[cfe-dev] Cleaning up the representation of Decls in the AST

Chris Lattner clattner at apple.com
Sat Aug 23 18:50:57 PDT 2008


On Aug 22, 2008, at 2:08 PM, Ted Kremenek wrote:
>
> (3) ScopedDecl CHAIN: CONFLATED IMPLEMENTATION AND LACK OF ABSTRACTION

> In generally, we believe that the ScopedDecl chain should just be
> removed.  It is used in logically inconsistent ways and almost every
> client that has used it has gotten things wrong at least once.

This seems like a somewhat orthogonal problem from the rest.

> PROPOSED SOLUTION
>
> We propose the following solution to address these issues:
>
> - EnumDecl and NamespaceDecl no longer used the getNextDeclarator()
>  chain in ScopedDecl. Both can use a chain (as they do now), or some
>  alternate representation. However, the implementation chosen will be
>  private to each class and an iterator interface should suffice to
>  allow clients to ignore the details of the implementation.

I agree completely, since this is relatively orthogonal from the rest,  
it can be done as a first step independent from DeclGroupization

>
> - Introduce the notion of "DeclGroup" that represents a group of
>  (comma-separated) Decls.
>
> Essentially, DeclGroup would have the following grammar:
>
> DeclGroup -> TypeDecl Decl+
>           -> Decl

According to the C grammar lexicon, "typedecl" is a "declaration  
specifier" and "decl" is a "declarator".

> This also works for typedefs:
>
> typedef struct x {} foo, bar;
>
> becomes a DeclGroup consisting of:
>
> (1) A RecordDecl for 'struct x' (the "TypeDecl").
> (2) Two TypedefDecls for 'foo' and 'bar'.
>
> Note that this completely resolves the ownership issues with anonymous
> structs and similar constructs.  It also means that Types no longer
> own Decls (a good thing).

Presumably this means that "typedef struct x foo, bar" would be a  
DeclGroup with no "TypeDecl" but with two typedef decls?

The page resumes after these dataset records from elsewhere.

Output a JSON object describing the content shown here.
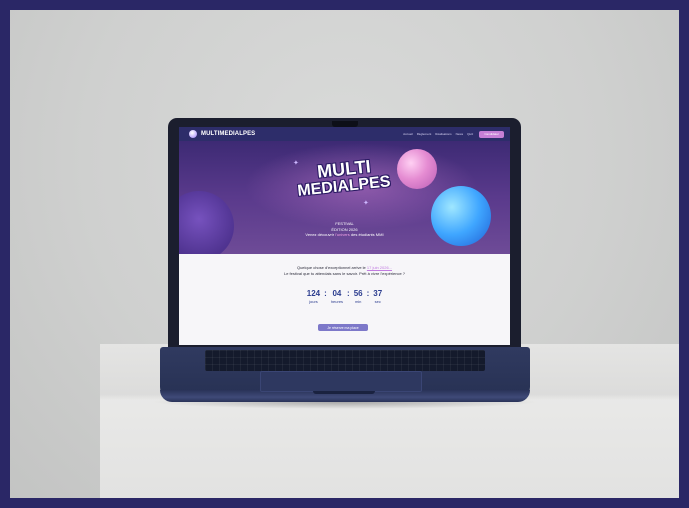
{
  "site": {
    "logo_text": "MULTIMEDIALPES",
    "nav": [
      "Accueil",
      "Règlement",
      "Réalisations",
      "News",
      "Quiz"
    ],
    "nav_cta": "Candidater"
  },
  "hero": {
    "title_line1": "MULTI",
    "title_line2": "MEDIALPES",
    "festival_label": "FESTIVAL",
    "edition_label": "ÉDITION 2026",
    "tagline_prefix": "Venez découvrir ",
    "tagline_accent": "l'univers",
    "tagline_suffix": " des étudiants MMI"
  },
  "content": {
    "intro_prefix": "Quelque chose d'exceptionnel arrive le ",
    "intro_date": "17 juin 2026...",
    "intro_line2": "Le festival que tu attendais sans le savoir. Prêt à vivre l'expérience ?"
  },
  "countdown": {
    "days": "124",
    "hours": "04",
    "minutes": "56",
    "seconds": "37",
    "days_label": "jours",
    "hours_label": "heures",
    "minutes_label": "min",
    "seconds_label": "sec",
    "separator": ":"
  },
  "cta": {
    "reserve_label": "Je réserve ma place"
  },
  "colors": {
    "frame": "#2a2766",
    "nav_bg": "#2d2d6a",
    "accent_pink": "#c77fd6",
    "countdown": "#2c3d8f",
    "button": "#7d78c9"
  }
}
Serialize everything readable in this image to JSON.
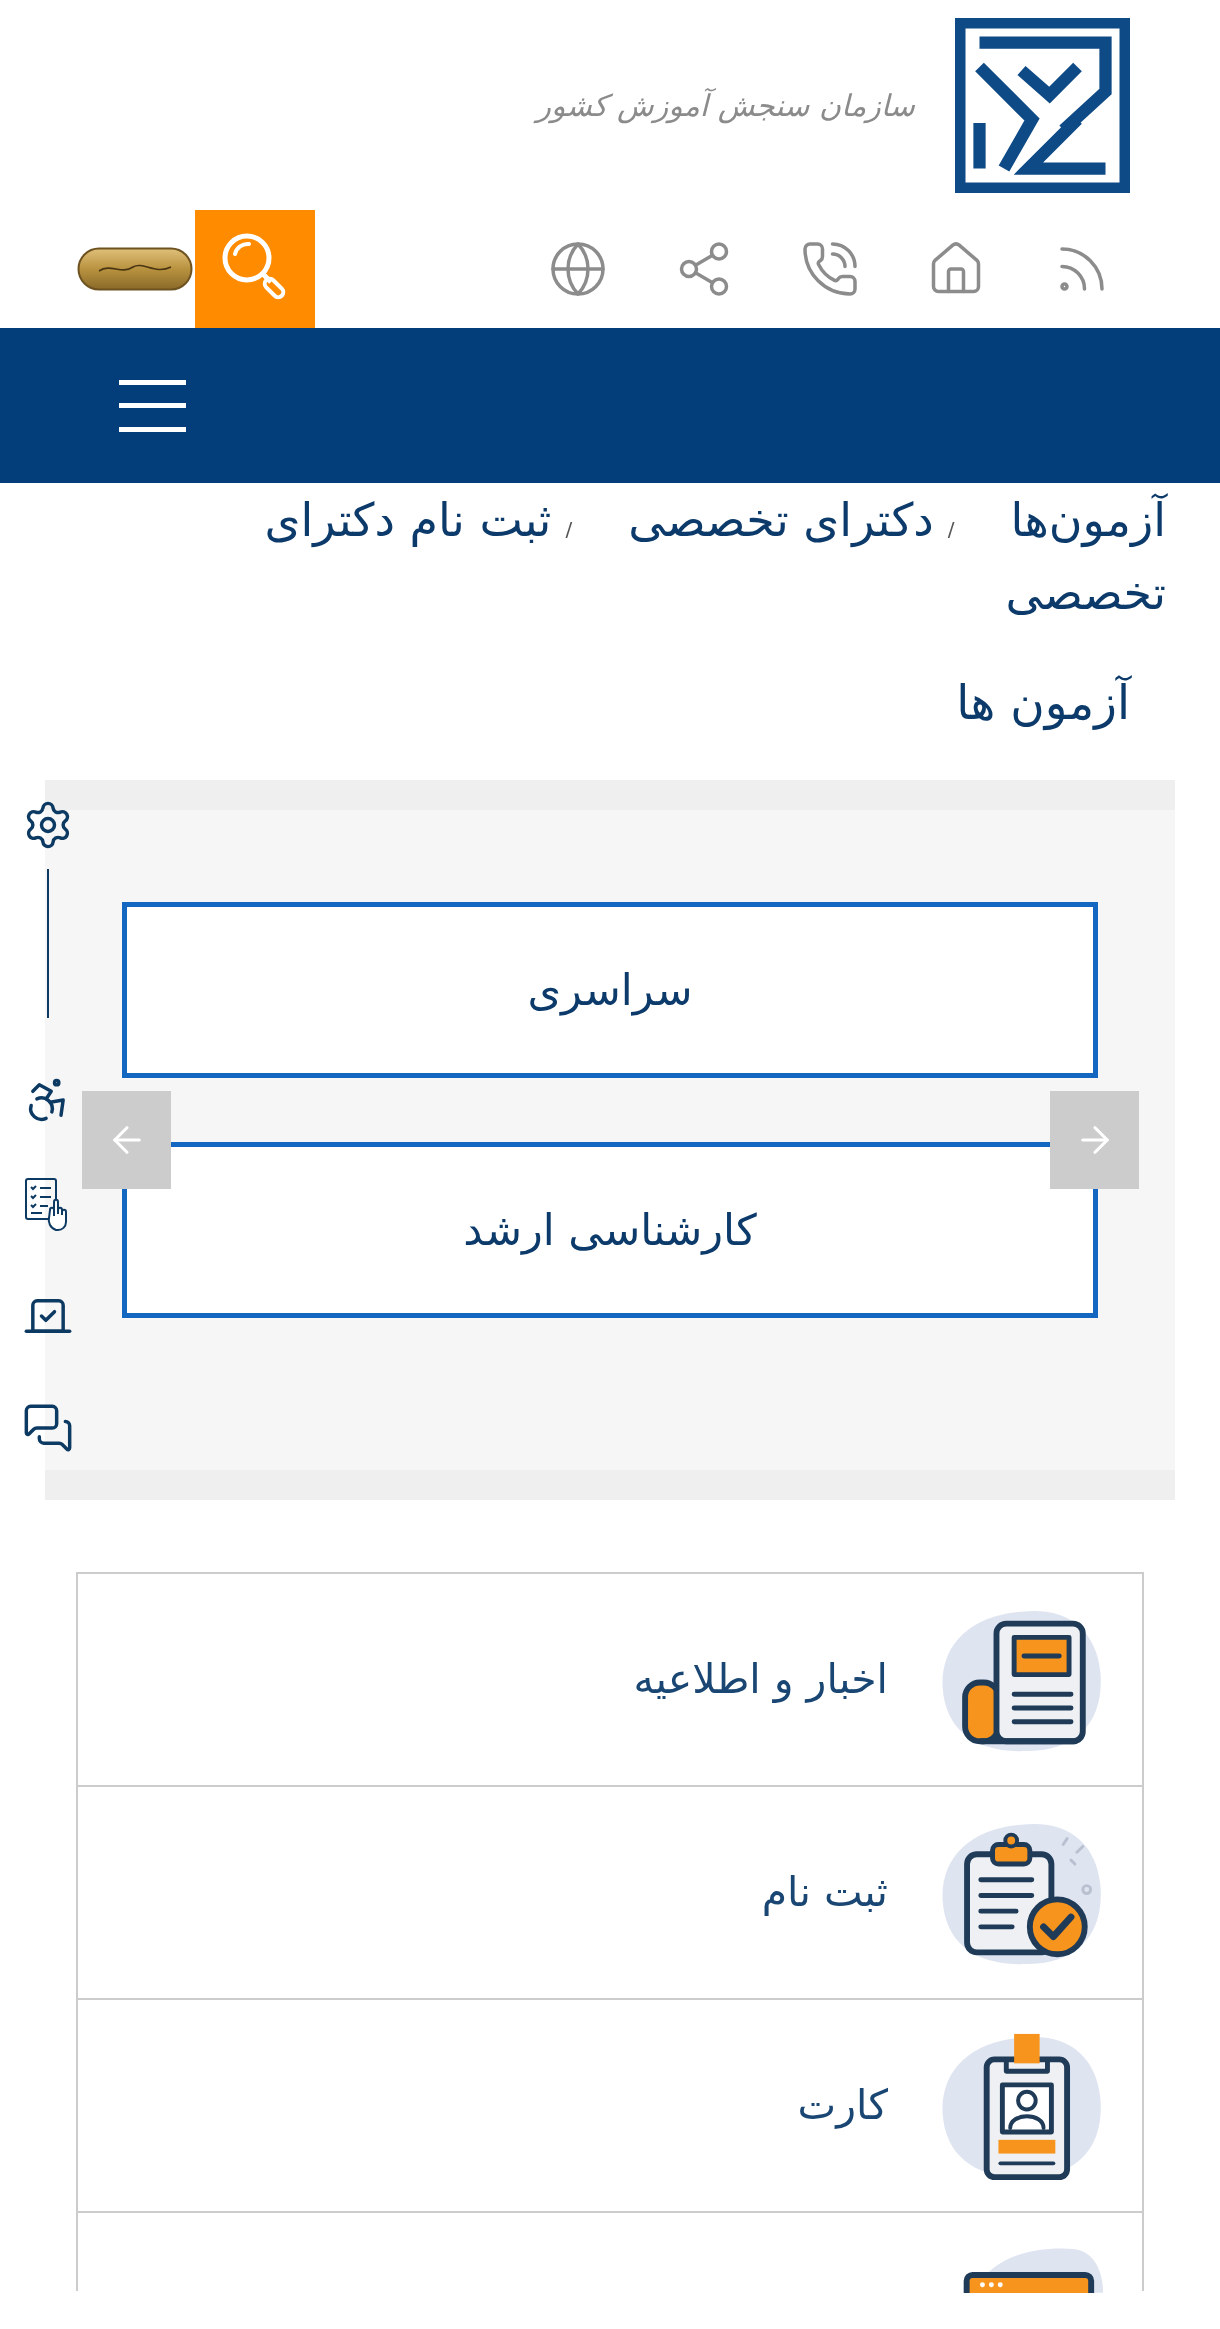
{
  "header": {
    "logo_text": "سازمان سنجش آموزش کشور"
  },
  "breadcrumb": [
    {
      "label": "آزمون‌ها"
    },
    {
      "separator": "/",
      "label": "دکترای تخصصی"
    },
    {
      "separator": "/",
      "label": "ثبت نام دکترای تخصصی"
    }
  ],
  "page_title": "آزمون ها",
  "slider": {
    "slides": [
      {
        "label": "سراسری"
      },
      {
        "label": "کارشناسی ارشد"
      }
    ]
  },
  "menu": [
    {
      "kind": "news",
      "label": "اخبار و اطلاعیه"
    },
    {
      "kind": "registration",
      "label": "ثبت نام"
    },
    {
      "kind": "card",
      "label": "کارت"
    },
    {
      "kind": "window"
    }
  ]
}
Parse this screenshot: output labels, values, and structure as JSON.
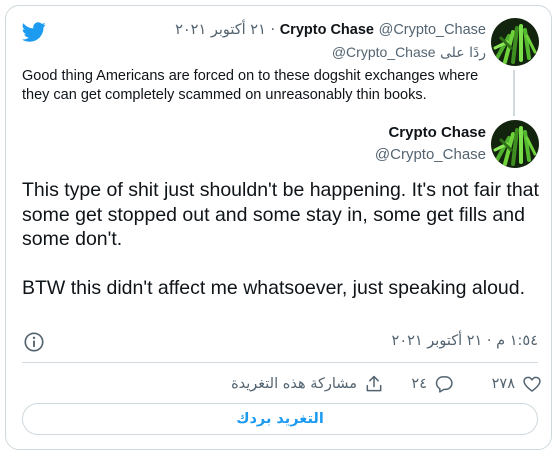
{
  "quoted_tweet": {
    "author_name": "Crypto Chase",
    "author_handle": "@Crypto_Chase",
    "separator": "·",
    "date": "٢١ أكتوبر ٢٠٢١",
    "reply_to_prefix": "ردًا على",
    "reply_to_handle": "@Crypto_Chase",
    "text": "Good thing Americans are forced on to these dogshit exchanges where they can get completely scammed on unreasonably thin books."
  },
  "main_tweet": {
    "author_name": "Crypto Chase",
    "author_handle": "@Crypto_Chase",
    "text": "This type of shit just shouldn't be happening. It's not fair that some get stopped out and some stay in, some get fills and some don't.\n\nBTW this didn't affect me whatsoever, just speaking aloud.",
    "timestamp": "١:٥٤ م · ٢١ أكتوبر ٢٠٢١"
  },
  "actions": {
    "likes": "٢٧٨",
    "replies": "٢٤",
    "share_label": "مشاركة هذه التغريدة"
  },
  "reply_button_label": "التغريد بردك",
  "icons": {
    "logo": "twitter-bird-icon",
    "info": "info-icon",
    "like": "heart-icon",
    "reply": "reply-bubble-icon",
    "share": "share-icon"
  },
  "colors": {
    "accent": "#1d9bf0",
    "text": "#0f1419",
    "secondary": "#536471",
    "border": "#cfd9de"
  }
}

> For the common case where a DeclGroup contains a single Decl (and no
> extra "TypeDecl" is needed), DeclGroup would have an optimized
> implementation so that using DeclGroup has no additional space
> overhead compared to our current implementation. Our idea is to
> essentially implement DeclGroup as a smart pointer, and for this
> common case it just contains the pointer to the solitary Decl (no
> additional overhead).

Ok.

> - RecordDecls would represent their fields as a group of DeclGroups.
>  This enables us to accurately represent:
>
> struct x {
>   struct y { int z; } a, b;
>   int c;
> };

Ok.  This fixes the inconsistency with how we represent struct fields  
as well (right now we don't keep track that they are 'grouped').

> A field_iterator interface can provide the necessary abstraction to
> clients that just want to iterate over the FieldDecls of a struct.

That seems like it will be the common need for Sema at least, so that  
would be very nice.

> PROS AND IMPLEMENTATION

I'm sold, totally awesome.  Nice proposal guys.



Here's another related issue that isn't really addressed: who owns the  
expressions for types?

typedef int X[1+2+x]; // vla

who owns the 1+2+x?  We have an issue in the canonical type system  
where "const X" will end up making another *type* which shares  
ownership of the expression.  This is badness, but perhaps an  
unrelated issue to the rest of the declgroup discussion here.